We need a fraking revolution, is what we need. No taxation without representation, I seem to recall, was a pretty popular slogan back in the day?


The Waiting Room is a documentary about the people who use and work at the county hospital in Oakland, California. It's good. Perhaps seeing it on screen would help the ones you mention above who don't understand?


The idea that insurance doesn't cover everything, or that you can't easily afford the costs of what it doesn't cover (let alone understanding that the cost of self-insuring is itself quite expensive) is so foreign to their own experience that any explanations to the contrary don't register. It's worse than speaking a foreign language; it's speaking apparent nonsense.

The above in particular neatly encapsulates every conversation I've ever had about politics, esp. health care, with my mom's side of the family. When I was uninsured, they expressed concern, and asked me if I couldn't find a better job with health insurance. (Nope! Not because I wasn't looking, either. Where I lived, my skills were not unusual and, thus, not particularly valued or compensated.) I told them it was sweet of them to be concerned, then asked them if they were aware of how many people in the U.S. were uninsured. The world my aunt and uncle grew up in (in which health care came standard) no longer exists, and somehow they did not get the memo. I asked them if they knew that the people they voted for made it harder for those of us who were underemployed to get by. They changed the subject.

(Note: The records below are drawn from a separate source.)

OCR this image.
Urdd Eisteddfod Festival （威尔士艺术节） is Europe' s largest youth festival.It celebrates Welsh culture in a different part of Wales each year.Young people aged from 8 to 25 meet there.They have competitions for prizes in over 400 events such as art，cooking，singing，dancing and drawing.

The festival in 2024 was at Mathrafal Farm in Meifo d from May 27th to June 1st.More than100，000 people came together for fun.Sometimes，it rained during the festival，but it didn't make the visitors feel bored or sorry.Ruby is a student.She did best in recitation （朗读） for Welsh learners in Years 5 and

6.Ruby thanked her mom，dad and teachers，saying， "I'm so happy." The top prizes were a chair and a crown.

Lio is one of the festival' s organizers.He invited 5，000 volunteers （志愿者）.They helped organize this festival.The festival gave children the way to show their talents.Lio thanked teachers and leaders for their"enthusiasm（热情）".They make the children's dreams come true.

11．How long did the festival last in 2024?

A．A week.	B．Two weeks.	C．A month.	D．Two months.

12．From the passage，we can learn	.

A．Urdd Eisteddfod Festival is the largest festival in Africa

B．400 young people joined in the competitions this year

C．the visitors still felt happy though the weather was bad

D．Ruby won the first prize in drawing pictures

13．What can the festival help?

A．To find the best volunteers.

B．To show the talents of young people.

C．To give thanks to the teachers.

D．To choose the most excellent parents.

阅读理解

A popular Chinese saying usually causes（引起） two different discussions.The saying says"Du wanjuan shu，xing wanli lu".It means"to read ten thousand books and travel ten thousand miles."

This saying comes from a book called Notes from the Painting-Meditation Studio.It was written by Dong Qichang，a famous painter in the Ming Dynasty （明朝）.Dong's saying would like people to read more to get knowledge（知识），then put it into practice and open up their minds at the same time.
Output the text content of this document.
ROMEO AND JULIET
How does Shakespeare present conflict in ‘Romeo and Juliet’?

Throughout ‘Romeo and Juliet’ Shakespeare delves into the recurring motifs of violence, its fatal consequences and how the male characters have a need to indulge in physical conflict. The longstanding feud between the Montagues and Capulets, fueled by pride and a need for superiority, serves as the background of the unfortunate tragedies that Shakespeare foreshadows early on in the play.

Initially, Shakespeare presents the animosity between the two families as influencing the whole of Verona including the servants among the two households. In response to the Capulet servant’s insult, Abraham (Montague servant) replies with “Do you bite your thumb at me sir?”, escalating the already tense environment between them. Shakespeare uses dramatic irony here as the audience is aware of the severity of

We have mutually given up on trying to talk politics, post-Occupy. When it finally sank in that I was significantly to the left of Obama (whom they somehow view as dangerously socialist), they took me off their mailing list, which saves me the trouble of deleting hair-on-fire screeds about Obama's birth certificate, Benghazi, and whatever else Fox news is pushing.


Quercki, thanks for the link!

Alas, I doubt it would help, because they're working under specific assumptions about us, not people in our situation more generally. For example, we do have some savings, and so there's this assumption that we can tap into those if necessary, because that's what they'd do, knowing that they make enough to plug the resulting hole up later. We don't have the luxury of that assumption; my spouse and I both make crap (even without factoring insurance issues into it) so we know that any retirement we have depends on not touching those savings, because there will be little or no other source of income for us at that age.

Basically, the larger problem is that no one living in our family today, on either side, except my dad and uncle as kids, has ever been as low-income and employment-challenged as we are and no one has ever lacked for health insurance or had to pay for it themselves. Maybe they struggled a bit when they were kids or students, but once they got jobs, it was all upward progress from there. Thus poverty or low-income living is seen as something temporary, which is not something our own experience tells us is the case (we started out strong, with good-paying, with-benefits jobs, and are now working part-time and freelance).

So they literally have no experience with the sort of calculations we have to make; it's all second-hand to them at best, and if they're not paying attention, it's easy for them to assume that the way things work for them must of course work that way for everyone else.